This page focuses on the literary techniques that are used in the novel, "To Kill a Mocking Bird" are listed and explained below.
  • Emotional Appeal; Harper Lee triggers an emotional response in the audience in numerous parts of the text. One key example is when a mob approaches Atticus and tells him to move aside so that they can get to Tom Robinson. However, the children appear and go to Atticus which automatically changes the atmosphere. Scout spots the familiar face of Mr.Cunnigham and starts talking to him. "Hey, Mr Cunningham. How's your entailment gettin' along? ...Walter's your noy, isn't he? Tell him hey for me,won't you?" This evokes feelings of guilt and shame in Mr Cunningham, and he leads the men away from the premises.

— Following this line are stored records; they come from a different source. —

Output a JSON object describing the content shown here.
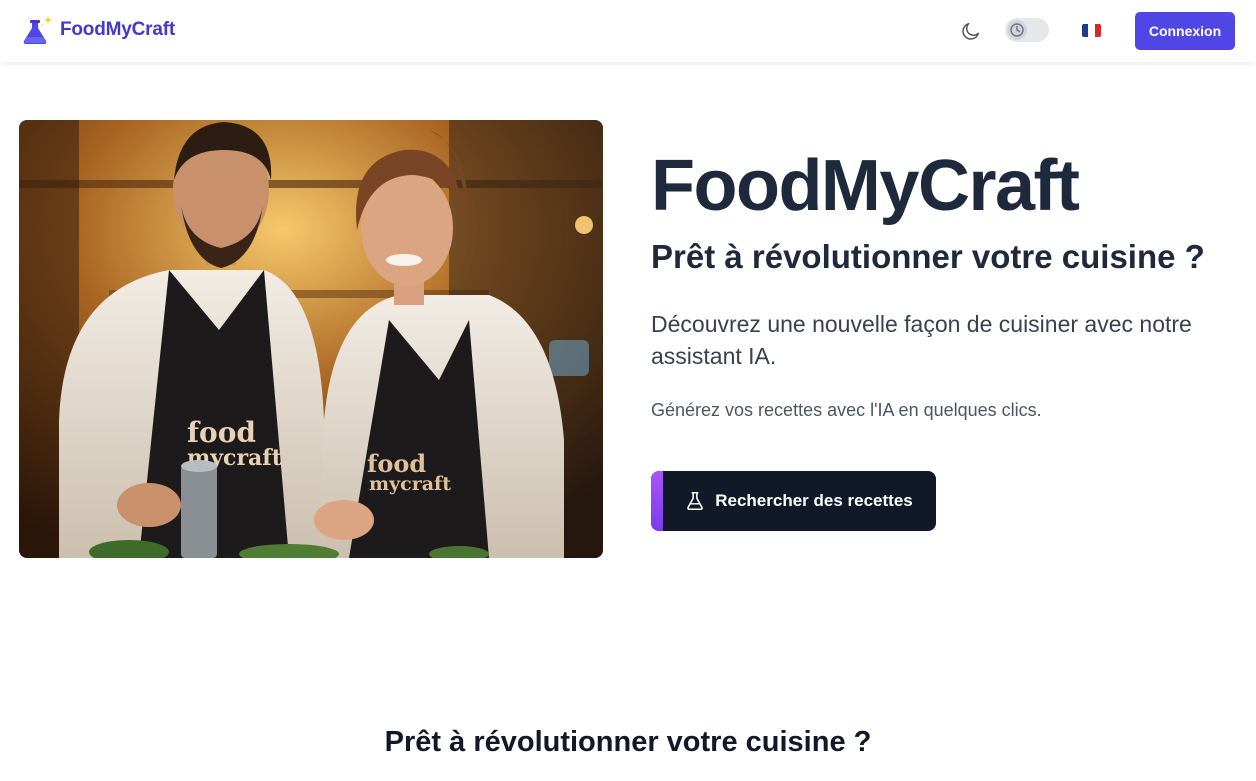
{
  "header": {
    "brand": "FoodMyCraft",
    "login_label": "Connexion",
    "icons": [
      "flask-sparkle-logo-icon",
      "moon-icon",
      "clock-icon",
      "france-flag-icon"
    ]
  },
  "hero": {
    "title": "FoodMyCraft",
    "subtitle": "Prêt à révolutionner votre cuisine ?",
    "description": "Découvrez une nouvelle façon de cuisiner avec notre assistant IA.",
    "tagline": "Générez vos recettes avec l'IA en quelques clics.",
    "cta_label": "Rechercher des recettes",
    "apron_text_1": "food",
    "apron_text_2": "mycraft"
  },
  "section": {
    "title": "Prêt à révolutionner votre cuisine ?"
  },
  "colors": {
    "brand": "#4338ca",
    "button": "#4f46e5",
    "cta_bg": "#111827",
    "cta_accent": "#a855f7"
  }
}
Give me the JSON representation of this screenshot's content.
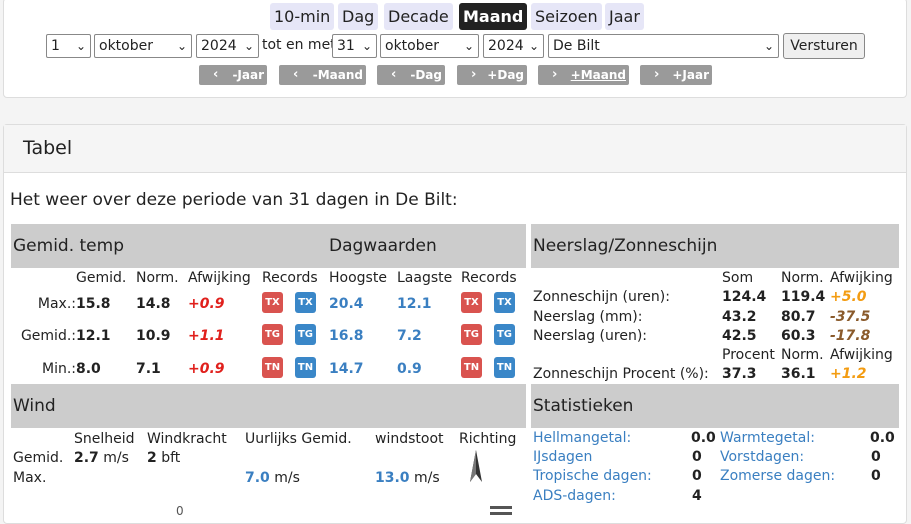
{
  "period_tabs": [
    "10-min",
    "Dag",
    "Decade",
    "Maand",
    "Seizoen",
    "Jaar"
  ],
  "active_tab": "Maand",
  "range": {
    "from_day": "1",
    "from_month": "oktober",
    "from_year": "2024",
    "to_text": "tot en met",
    "to_day": "31",
    "to_month": "oktober",
    "to_year": "2024",
    "station": "De Bilt",
    "submit": "Versturen"
  },
  "nav": [
    "-Jaar",
    "-Maand",
    "-Dag",
    "+Dag",
    "+Maand",
    "+Jaar"
  ],
  "panel_title": "Tabel",
  "intro": "Het weer over deze periode van 31 dagen in De Bilt:",
  "temp": {
    "head_left": "Gemid. temp",
    "head_right": "Dagwaarden",
    "cols": [
      "Gemid.",
      "Norm.",
      "Afwijking",
      "Records",
      "Hoogste",
      "Laagste",
      "Records"
    ],
    "rows": [
      {
        "label": "Max.:",
        "gemid": "15.8",
        "norm": "14.8",
        "afw": "+0.9",
        "code": "TX",
        "hoogste": "20.4",
        "laagste": "12.1"
      },
      {
        "label": "Gemid.:",
        "gemid": "12.1",
        "norm": "10.9",
        "afw": "+1.1",
        "code": "TG",
        "hoogste": "16.8",
        "laagste": "7.2"
      },
      {
        "label": "Min.:",
        "gemid": "8.0",
        "norm": "7.1",
        "afw": "+0.9",
        "code": "TN",
        "hoogste": "14.7",
        "laagste": "0.9"
      }
    ]
  },
  "rain": {
    "head": "Neerslag/Zonneschijn",
    "cols1": [
      "Som",
      "Norm.",
      "Afwijking"
    ],
    "rows1": [
      {
        "label": "Zonneschijn (uren):",
        "som": "124.4",
        "norm": "119.4",
        "afw": "+5.0",
        "tone": "orange"
      },
      {
        "label": "Neerslag (mm):",
        "som": "43.2",
        "norm": "80.7",
        "afw": "-37.5",
        "tone": "brown"
      },
      {
        "label": "Neerslag (uren):",
        "som": "42.5",
        "norm": "60.3",
        "afw": "-17.8",
        "tone": "brown"
      }
    ],
    "cols2": [
      "Procent",
      "Norm.",
      "Afwijking"
    ],
    "row2": {
      "label": "Zonneschijn Procent (%):",
      "som": "37.3",
      "norm": "36.1",
      "afw": "+1.2"
    }
  },
  "wind": {
    "head": "Wind",
    "cols": [
      "Snelheid",
      "Windkracht",
      "Uurlijks Gemid.",
      "windstoot",
      "Richting"
    ],
    "gemid_label": "Gemid.",
    "max_label": "Max.",
    "speed_val": "2.7",
    "speed_unit": "m/s",
    "kracht_val": "2",
    "kracht_unit": "bft",
    "hourly_val": "7.0",
    "hourly_unit": "m/s",
    "gust_val": "13.0",
    "gust_unit": "m/s",
    "partial": "0"
  },
  "stats": {
    "head": "Statistieken",
    "left": [
      {
        "label": "Hellmangetal:",
        "value": "0.0"
      },
      {
        "label": "IJsdagen",
        "value": "0"
      },
      {
        "label": "Tropische dagen:",
        "value": "0"
      },
      {
        "label": "ADS-dagen:",
        "value": "4"
      }
    ],
    "right": [
      {
        "label": "Warmtegetal:",
        "value": "0.0"
      },
      {
        "label": "Vorstdagen:",
        "value": "0"
      },
      {
        "label": "Zomerse dagen:",
        "value": "0"
      }
    ]
  },
  "colors": {
    "accent": "#3a7fc1",
    "positive": "#e0201c",
    "sun": "#f39c12",
    "deficit": "#8a5a2b",
    "badge_red": "#d9534f",
    "badge_blue": "#3a87c8"
  }
}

  • Generalisations; Throughout the novel a great number of generalisations are made. Particularly when it comes to “colored people”. The society of Maycomb continuously demeans people out of the societal norm. They thoroughly critique and blame anyone of a different culture. Wether unfounded or not they have created a harsh generalisation and have in their minds created a physical representation of the evils of the world: “colored people”.

  • Appeals to family values; There are parts of the novel that are based on the belief that the traditional family arrangements are the best foundation for everybody. A key character who seems to believe that the tradition of the family should be kept alive is Aunt Alexandra. Throughout the novel, aunt Alexandra prides herself on being a proper lady who is well known around Maycomb.She decides to go and stay with the Finches in order to give the children a feminine influence, as she wants them to grow up like their ancestors.

  • Inclusive Language; Throughout the novel, the author uses inclusive language such as "we" and "us" to involve the reader directly in the issue. This makes the reader feel included and makes them feel that their view counts. It also encourages the reader to agree since their view is shared in the context of the novel. When Scout narrates the book she repetively uses the words 'we' and 'they' to portray the events that have taken place and her views on them.

  • Overstatement/Exaggeration; Harper Lee uses dramatic and forceful language to make characters exaggerate true situations. An example of this in the text is the courtroom when the case is taking place. Mayella Ewell uses forceful and dramatic language. This is applied in the text when Mayells states; " I got somethin' to say an' then I aint's gonna say no more. That nigger yonder took advantage of me, an' if you fine fancy gentlemen don't wanta do nothin' about it then you're all yellow stinkin' cowards, stinkin' cowards, the lot of you. Your fancy airs don't come to nothin', Mr Finch-" PG 207. This overstates the true situation as she dramatically starts crying afterwards.

  • Appeal to a sense of justice; Harper Lee speaks to people's belief that everyone deserves a fair chance by using different people from different cultures, and stating their place in society. This makes the reader question whether the people in the lower class are treated fairly and justly. A good example of this in the book is when Tom Robinson was found guilty- by the "all-white" jury. This is unfair and unjust as they have just accused a man of being guilty of rape simply because he is black and because a white woman blamed him.

  • Evidence; The reader is given evidence of the conditions and way of living at the time of the Great Depression. This allows the reader to get a more objective picture about what may have been considered as right and wrong at that particular time. Harper Lee also uses precise town names and describes realistic town life. This provides the reader with evidence that the writer knew what she was talking about and that stories like this actually happened in real life. The text also comes alive with the use of accents that the people of the town have. This makes the book more enjoyable to read and takes you back in time of the Great Depression and the people's way of life.